Computational network science

Networks are a very powerful tool to model complex systems and analyze large data. For example, in exploratory data analysis we are often interested in finding clusters or communities, or assessing the importance (or centrality) of datapoints. As many real-world systems feature geographical, temporal, or categorical metadata and higher-order structures (motifs), models based on higher-order graphs such as hypergraphs, multilayer graphs and simplicial complexes are nowadays becoming prevalent. We are interested in developing both theoretical foundations and efficient algorithms for a range of network analysis problems. We are particularly interested in methods that exploit matrix and tensor representations of the data to approximately solve related combinatorial optimization problems such as community detection, clustering, core-periphery analysis.

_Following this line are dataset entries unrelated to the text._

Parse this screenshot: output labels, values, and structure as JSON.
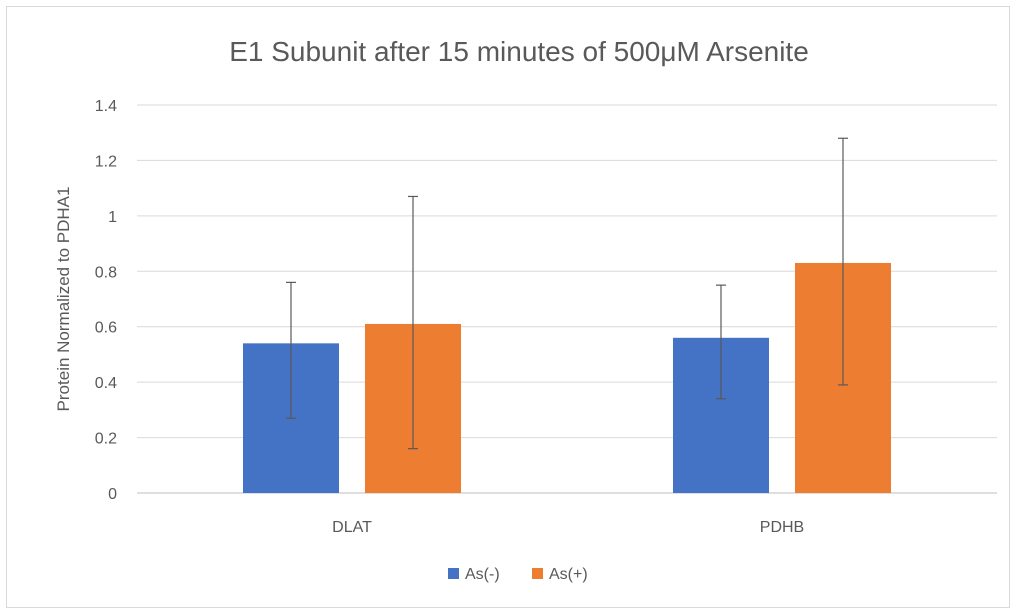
{
  "chart_data": {
    "type": "bar",
    "title": "E1 Subunit after 15 minutes of 500μM Arsenite",
    "xlabel": "",
    "ylabel": "Protein Normalized to PDHA1",
    "ylim": [
      0,
      1.4
    ],
    "yticks": [
      0,
      0.2,
      0.4,
      0.6,
      0.8,
      1,
      1.2,
      1.4
    ],
    "ytick_labels": [
      "0",
      "0.2",
      "0.4",
      "0.6",
      "0.8",
      "1",
      "1.2",
      "1.4"
    ],
    "grid": true,
    "legend_position": "bottom",
    "categories": [
      "DLAT",
      "PDHB"
    ],
    "series": [
      {
        "name": "As(-)",
        "color": "#4472c4",
        "values": [
          0.54,
          0.56
        ],
        "error_low": [
          0.27,
          0.34
        ],
        "error_high": [
          0.76,
          0.75
        ]
      },
      {
        "name": "As(+)",
        "color": "#ed7d31",
        "values": [
          0.61,
          0.83
        ],
        "error_low": [
          0.16,
          0.39
        ],
        "error_high": [
          1.07,
          1.28
        ]
      }
    ]
  }
}
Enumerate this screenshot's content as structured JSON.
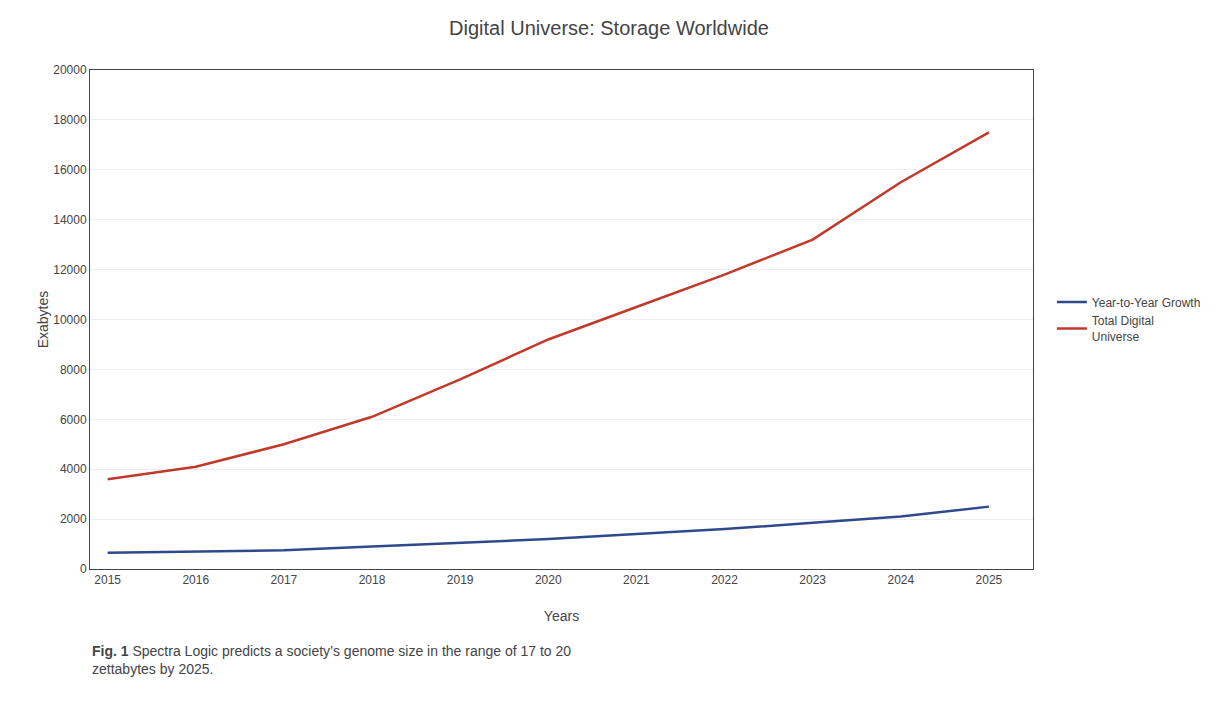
{
  "chart_data": {
    "type": "line",
    "title": "Digital Universe: Storage Worldwide",
    "xlabel": "Years",
    "ylabel": "Exabytes",
    "x": [
      2015,
      2016,
      2017,
      2018,
      2019,
      2020,
      2021,
      2022,
      2023,
      2024,
      2025
    ],
    "series": [
      {
        "name": "Total Digital\nUniverse",
        "color": "#C0392B",
        "values": [
          3600,
          4100,
          5000,
          6100,
          7600,
          9200,
          10500,
          11800,
          13200,
          15500,
          17500
        ]
      },
      {
        "name": "Year-to-Year Growth",
        "color": "#2E4A8C",
        "values": [
          650,
          700,
          750,
          900,
          1050,
          1200,
          1400,
          1600,
          1850,
          2100,
          2500
        ]
      }
    ],
    "xlim": [
      2014.8,
      2025.5
    ],
    "xticks": [
      2015,
      2016,
      2017,
      2018,
      2019,
      2020,
      2021,
      2022,
      2023,
      2024,
      2025
    ],
    "ylim": [
      0,
      20000
    ],
    "yticks": [
      0,
      2000,
      4000,
      6000,
      8000,
      10000,
      12000,
      14000,
      16000,
      18000,
      20000
    ],
    "grid": "y",
    "legend": "right",
    "annotations": [
      "Fig. 1",
      " Spectra Logic predicts a society’s genome size in the range of 17 to 20\nzettabytes by 2025."
    ]
  }
}
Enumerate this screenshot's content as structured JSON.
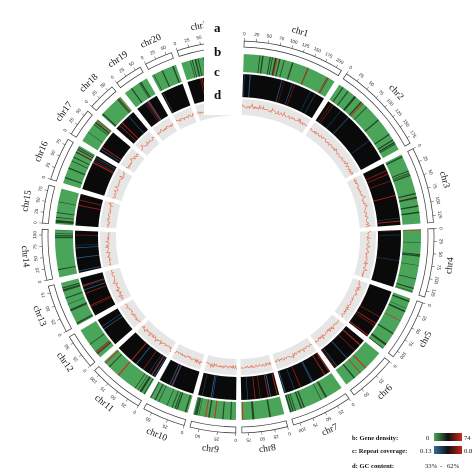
{
  "track_letters": {
    "a": "a",
    "b": "b",
    "c": "c",
    "d": "d"
  },
  "chromosomes": [
    {
      "name": "chr1",
      "ticks": [
        "0",
        "25",
        "50",
        "75",
        "100",
        "125",
        "150",
        "175",
        "200"
      ]
    },
    {
      "name": "chr2",
      "ticks": [
        "0",
        "25",
        "50",
        "75",
        "100",
        "125",
        "150",
        "175"
      ]
    },
    {
      "name": "chr3",
      "ticks": [
        "0",
        "25",
        "50",
        "75",
        "100",
        "125"
      ]
    },
    {
      "name": "chr4",
      "ticks": [
        "0",
        "25",
        "50",
        "75",
        "100",
        "125"
      ]
    },
    {
      "name": "chr5",
      "ticks": [
        "0",
        "25",
        "50",
        "75",
        "100"
      ]
    },
    {
      "name": "chr6",
      "ticks": [
        "0",
        "25",
        "50"
      ]
    },
    {
      "name": "chr7",
      "ticks": [
        "0",
        "25",
        "50",
        "75",
        "100"
      ]
    },
    {
      "name": "chr8",
      "ticks": [
        "0",
        "25",
        "50",
        "75"
      ]
    },
    {
      "name": "chr9",
      "ticks": [
        "0",
        "25",
        "50"
      ]
    },
    {
      "name": "chr10",
      "ticks": [
        "0",
        "25",
        "50"
      ]
    },
    {
      "name": "chr11",
      "ticks": [
        "0",
        "25",
        "50",
        "75",
        "100"
      ]
    },
    {
      "name": "chr12",
      "ticks": [
        "0",
        "25",
        "50"
      ]
    },
    {
      "name": "chr13",
      "ticks": [
        "0",
        "25",
        "50",
        "75"
      ]
    },
    {
      "name": "chr14",
      "ticks": [
        "0",
        "25",
        "50",
        "75",
        "100"
      ]
    },
    {
      "name": "chr15",
      "ticks": [
        "0",
        "25",
        "50",
        "75"
      ]
    },
    {
      "name": "chr16",
      "ticks": [
        "0",
        "25",
        "50",
        "75"
      ]
    },
    {
      "name": "chr17",
      "ticks": [
        "0",
        "25",
        "50"
      ]
    },
    {
      "name": "chr18",
      "ticks": [
        "0",
        "25",
        "50"
      ]
    },
    {
      "name": "chr19",
      "ticks": [
        "0",
        "25",
        "50"
      ]
    },
    {
      "name": "chr20",
      "ticks": [
        "0",
        "25",
        "50"
      ]
    },
    {
      "name": "chrX",
      "ticks": [
        "0",
        "25",
        "50",
        "75",
        "100"
      ]
    }
  ],
  "legend": {
    "gene_density": {
      "label": "b: Gene density:",
      "min": "0",
      "max": "74"
    },
    "repeat_coverage": {
      "label": "c: Repeat coverage:",
      "min": "0.13",
      "max": "0.8"
    },
    "gc_content": {
      "label": "d: GC content:",
      "min": "33%",
      "max": "62%"
    }
  },
  "colors": {
    "gene_low": "#4aa55a",
    "gene_high": "#cc2b1f",
    "repeat_low": "#2d6fa8",
    "repeat_high": "#c4261b",
    "repeat_base": "#0a0a0a",
    "gc_background": "#e6e6e6",
    "gc_line": "#e8704a"
  }
}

Spectral methods for machine learning

Spectral methods play a fundamental role in machine learning, statistics, and data mining. Methods for important tasks such as clustering, semi-supervised learning, dimensionality reduction, latent factor models, ranking and preference learning and covariance estimation all use information about eigenvalues and eigenvectors (or singular values and singular vectors) from an underlying data matrix. Even though spectral methods are both powerful and convenient, they often rely on a linear approximation of the ideal learning problem which sometimes yields inaccurate results. We are interested in developing spectral methods that are based on nonlinear eigenvalue problems with eigenvector nonlinearities. This class of eigenvector methods is very broad and includes several nonlinear dimensionality reduction models and tight relaxation of cut functions, to name some. Moreover, it allows us to develop numerical linear algebra tools to efficiently perform the nonlinear spectral methods.